Ох уж эта «реакция»! Тоже целая история. Я не принимаю ни ванн, ни душей, и «реакция» мне не нужна. Но иногда я добрые четверть часа простаиваю под липами в парке и наблюдаю за всеми этими людьми, которые с сосредоточенным видом прохаживаются широким, мерным шагом взад и вперед, не произнося ни слова при встречах друг с другом. Мой старый господии из ингаляционного зала, тот, что строит глазки фонтану, проделывает и это упражнение с той же добросовестной пунктуальностью. У входа в аллею он останавливается, закрывает свой белый зонт, опускает воротник, смотрит на часы — и марш! Ноги ступают твердо, локти прижаты к телу — раз, два! раз, два! — до длинной светлой полосы, пересекающей темную аллею в том месте, где не хватает одного дерева. Дальше он не идет, три раза поднимает руки над головой, словно вытягивает гири, потом возвращается таким же аллюром, опять поднимает руки, и так пятнадцать раз подряд. Наверно, отделение для буйных в Шарантоне[32] смахивает на то, что представляет собой моя аллея около одиннадцати утра.
6 августа.
Значит, это правда. Нума приедет проведать нас. Как я рада, как я рада! Твое письмо пришло с почтой, которую доставляют в час дня и раздают в конторе гостиницы. Это торжественная минута, от нее зависит, в какой цвет будет окрашен день. В конторе полным-полно народу, все располагаются полукругом, в центре которого — толстая г-жа Ложерон, весьма внушительная в своем синем фланелевом капоте. Наставительным, слегка жеманным тоном бывшей компаньонки она возглашает пестро звучащие имена тех, кому адресованы письма. Каждый приближается по вызову, и должна тебе сказать, что толстая пачка писем льстит самолюбию получателя. Но что только не льстит самолюбию тщеславных и недалеких людей, находящихся в непрерывном общении друг с другом!
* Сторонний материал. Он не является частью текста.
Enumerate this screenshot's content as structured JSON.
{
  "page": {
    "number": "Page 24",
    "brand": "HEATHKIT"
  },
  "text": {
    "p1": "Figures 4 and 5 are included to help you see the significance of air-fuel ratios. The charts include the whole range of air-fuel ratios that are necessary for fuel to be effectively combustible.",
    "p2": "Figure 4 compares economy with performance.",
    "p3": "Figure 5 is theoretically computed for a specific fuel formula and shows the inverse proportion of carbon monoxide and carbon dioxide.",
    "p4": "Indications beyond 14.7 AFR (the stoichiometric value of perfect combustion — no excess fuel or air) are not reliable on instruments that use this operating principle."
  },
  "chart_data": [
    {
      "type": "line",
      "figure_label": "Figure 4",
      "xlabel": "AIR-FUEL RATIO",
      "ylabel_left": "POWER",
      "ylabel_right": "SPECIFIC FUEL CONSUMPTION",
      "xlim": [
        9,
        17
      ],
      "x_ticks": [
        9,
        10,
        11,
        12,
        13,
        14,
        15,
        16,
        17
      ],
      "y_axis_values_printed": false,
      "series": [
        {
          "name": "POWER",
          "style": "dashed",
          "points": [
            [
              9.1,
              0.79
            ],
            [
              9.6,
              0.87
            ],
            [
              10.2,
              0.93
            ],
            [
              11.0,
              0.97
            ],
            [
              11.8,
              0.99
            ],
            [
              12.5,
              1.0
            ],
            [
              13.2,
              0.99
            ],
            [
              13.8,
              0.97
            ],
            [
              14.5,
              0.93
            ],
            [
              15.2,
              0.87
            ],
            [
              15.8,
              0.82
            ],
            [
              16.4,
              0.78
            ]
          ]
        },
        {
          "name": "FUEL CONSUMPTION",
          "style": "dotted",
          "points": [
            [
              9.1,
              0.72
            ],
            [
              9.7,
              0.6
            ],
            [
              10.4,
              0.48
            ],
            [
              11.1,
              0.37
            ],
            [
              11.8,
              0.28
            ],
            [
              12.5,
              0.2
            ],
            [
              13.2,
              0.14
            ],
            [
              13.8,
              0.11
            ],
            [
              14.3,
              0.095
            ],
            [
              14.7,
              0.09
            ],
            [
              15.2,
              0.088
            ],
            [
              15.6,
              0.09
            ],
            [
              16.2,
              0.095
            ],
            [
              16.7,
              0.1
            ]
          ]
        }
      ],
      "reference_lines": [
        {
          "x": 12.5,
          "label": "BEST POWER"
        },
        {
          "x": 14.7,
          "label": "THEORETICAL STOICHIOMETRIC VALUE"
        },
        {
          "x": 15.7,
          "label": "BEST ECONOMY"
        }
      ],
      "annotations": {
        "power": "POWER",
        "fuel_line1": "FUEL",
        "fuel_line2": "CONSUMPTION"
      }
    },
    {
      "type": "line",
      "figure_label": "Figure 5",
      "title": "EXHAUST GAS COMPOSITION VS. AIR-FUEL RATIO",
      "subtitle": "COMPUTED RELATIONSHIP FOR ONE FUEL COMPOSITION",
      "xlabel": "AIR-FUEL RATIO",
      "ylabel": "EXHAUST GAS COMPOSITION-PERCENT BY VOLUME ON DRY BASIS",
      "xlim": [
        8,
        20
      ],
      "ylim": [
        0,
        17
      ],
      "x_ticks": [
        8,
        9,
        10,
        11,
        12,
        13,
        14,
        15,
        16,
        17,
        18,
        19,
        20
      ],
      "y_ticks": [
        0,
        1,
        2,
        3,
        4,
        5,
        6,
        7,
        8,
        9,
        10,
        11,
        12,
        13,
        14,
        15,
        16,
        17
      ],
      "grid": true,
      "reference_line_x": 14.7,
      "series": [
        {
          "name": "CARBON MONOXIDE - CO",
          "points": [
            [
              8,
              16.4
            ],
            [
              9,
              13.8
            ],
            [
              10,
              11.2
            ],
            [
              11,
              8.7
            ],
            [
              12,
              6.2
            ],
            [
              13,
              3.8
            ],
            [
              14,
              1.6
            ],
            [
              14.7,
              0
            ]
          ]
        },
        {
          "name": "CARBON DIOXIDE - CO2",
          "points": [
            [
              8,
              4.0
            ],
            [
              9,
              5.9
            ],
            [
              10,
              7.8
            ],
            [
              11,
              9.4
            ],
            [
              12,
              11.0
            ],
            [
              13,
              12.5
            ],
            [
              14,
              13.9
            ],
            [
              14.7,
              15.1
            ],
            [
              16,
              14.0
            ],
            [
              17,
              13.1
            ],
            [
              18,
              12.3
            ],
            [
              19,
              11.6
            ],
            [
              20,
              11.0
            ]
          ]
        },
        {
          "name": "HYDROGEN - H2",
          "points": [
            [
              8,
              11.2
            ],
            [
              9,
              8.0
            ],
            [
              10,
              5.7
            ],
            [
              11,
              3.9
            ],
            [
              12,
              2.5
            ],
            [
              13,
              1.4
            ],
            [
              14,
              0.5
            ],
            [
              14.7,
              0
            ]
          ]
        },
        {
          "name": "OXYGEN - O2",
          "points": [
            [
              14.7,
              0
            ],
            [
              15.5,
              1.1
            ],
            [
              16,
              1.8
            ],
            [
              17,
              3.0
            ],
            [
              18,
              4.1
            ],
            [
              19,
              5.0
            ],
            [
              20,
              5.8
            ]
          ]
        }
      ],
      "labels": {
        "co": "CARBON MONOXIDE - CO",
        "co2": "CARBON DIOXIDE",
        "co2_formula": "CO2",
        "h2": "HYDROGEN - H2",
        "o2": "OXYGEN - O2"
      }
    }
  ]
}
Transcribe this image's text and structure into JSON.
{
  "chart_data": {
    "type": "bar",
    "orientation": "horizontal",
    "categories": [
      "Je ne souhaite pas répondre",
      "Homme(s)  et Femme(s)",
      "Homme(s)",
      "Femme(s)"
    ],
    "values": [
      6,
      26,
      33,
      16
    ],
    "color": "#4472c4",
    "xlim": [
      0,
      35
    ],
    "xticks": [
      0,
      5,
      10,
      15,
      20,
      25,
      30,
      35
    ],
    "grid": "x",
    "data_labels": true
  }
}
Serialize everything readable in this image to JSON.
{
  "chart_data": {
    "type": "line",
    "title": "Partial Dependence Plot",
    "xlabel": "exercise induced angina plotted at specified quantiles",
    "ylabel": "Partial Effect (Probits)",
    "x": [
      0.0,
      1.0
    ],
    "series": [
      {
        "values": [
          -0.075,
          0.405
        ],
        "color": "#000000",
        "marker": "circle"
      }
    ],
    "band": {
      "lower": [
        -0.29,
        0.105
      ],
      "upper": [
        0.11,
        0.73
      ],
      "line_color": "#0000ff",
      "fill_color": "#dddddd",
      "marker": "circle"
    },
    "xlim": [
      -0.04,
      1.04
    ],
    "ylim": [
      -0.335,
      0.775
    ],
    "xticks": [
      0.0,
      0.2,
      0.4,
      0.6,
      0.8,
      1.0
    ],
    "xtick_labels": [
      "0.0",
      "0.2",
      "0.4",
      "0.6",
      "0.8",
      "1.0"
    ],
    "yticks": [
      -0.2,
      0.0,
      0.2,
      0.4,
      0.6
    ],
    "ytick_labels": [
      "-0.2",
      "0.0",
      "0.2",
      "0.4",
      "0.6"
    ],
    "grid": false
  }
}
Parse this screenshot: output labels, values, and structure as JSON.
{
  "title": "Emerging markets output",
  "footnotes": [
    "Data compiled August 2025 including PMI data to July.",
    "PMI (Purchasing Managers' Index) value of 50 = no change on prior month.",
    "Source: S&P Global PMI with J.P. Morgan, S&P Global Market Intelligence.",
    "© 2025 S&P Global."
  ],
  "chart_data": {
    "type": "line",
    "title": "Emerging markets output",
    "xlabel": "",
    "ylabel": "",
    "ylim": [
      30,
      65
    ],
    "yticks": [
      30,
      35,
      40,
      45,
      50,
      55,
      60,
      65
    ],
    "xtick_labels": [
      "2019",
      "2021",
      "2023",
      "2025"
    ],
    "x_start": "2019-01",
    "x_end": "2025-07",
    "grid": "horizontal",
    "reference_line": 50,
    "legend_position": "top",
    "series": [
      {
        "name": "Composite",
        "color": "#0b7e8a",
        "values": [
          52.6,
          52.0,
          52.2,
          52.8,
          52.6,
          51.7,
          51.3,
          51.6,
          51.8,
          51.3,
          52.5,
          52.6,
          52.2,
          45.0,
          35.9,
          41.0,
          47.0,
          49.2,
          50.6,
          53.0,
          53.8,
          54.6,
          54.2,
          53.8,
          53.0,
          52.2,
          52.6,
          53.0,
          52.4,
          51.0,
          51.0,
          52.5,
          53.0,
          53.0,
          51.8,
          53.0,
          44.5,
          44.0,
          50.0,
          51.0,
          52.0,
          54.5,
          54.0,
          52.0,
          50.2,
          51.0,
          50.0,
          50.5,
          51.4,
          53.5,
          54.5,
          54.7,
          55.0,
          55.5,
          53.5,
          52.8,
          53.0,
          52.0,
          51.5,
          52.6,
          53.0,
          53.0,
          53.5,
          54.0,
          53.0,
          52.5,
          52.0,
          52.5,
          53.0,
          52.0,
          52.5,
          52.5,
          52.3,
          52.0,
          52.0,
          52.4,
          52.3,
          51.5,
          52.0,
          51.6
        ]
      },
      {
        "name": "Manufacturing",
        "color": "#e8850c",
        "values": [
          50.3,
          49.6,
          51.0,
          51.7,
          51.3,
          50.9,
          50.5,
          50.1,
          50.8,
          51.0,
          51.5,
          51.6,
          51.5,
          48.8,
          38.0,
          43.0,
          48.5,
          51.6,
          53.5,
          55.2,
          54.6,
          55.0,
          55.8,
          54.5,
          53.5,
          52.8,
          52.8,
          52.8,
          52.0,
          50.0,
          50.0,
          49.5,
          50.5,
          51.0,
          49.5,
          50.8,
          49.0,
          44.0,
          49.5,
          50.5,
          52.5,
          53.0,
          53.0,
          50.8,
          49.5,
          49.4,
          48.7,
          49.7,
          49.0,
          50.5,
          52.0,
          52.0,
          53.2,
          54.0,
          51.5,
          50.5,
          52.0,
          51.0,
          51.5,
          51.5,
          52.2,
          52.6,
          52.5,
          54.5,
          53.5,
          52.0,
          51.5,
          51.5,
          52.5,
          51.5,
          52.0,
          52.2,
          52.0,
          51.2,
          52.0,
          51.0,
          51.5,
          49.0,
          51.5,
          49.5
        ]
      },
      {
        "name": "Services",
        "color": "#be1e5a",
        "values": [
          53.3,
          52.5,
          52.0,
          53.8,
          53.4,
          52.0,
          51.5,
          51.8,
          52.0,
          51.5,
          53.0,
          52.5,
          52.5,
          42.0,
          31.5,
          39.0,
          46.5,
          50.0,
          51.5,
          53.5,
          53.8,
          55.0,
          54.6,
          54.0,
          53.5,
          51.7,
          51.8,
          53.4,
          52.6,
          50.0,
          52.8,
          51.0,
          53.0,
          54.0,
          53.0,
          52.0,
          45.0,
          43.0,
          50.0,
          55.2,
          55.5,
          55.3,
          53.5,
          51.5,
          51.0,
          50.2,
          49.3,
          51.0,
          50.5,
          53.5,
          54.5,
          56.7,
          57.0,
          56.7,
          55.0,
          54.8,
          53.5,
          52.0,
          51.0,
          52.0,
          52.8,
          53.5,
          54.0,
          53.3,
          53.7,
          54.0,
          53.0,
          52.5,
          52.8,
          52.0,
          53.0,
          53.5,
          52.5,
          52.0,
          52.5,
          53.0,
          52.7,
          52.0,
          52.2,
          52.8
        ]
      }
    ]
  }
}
Представь себе: я почти горжусь своими двумя часами ингаляции!.. «Князь Ангальтский… Г-н Вассер… Мадемуазель Ле Кенуа…» Разочарование: для меня всего-навсего модный журнал. «Мадемуазель Ле Кенуа…» Смотрю, нет ли еще чего — нибудь, бегу с твоим драгоценным письмом в самую глубь сада и опускаюсь на скамейку, скрытую от постороннего взора могучим ореховым деревом.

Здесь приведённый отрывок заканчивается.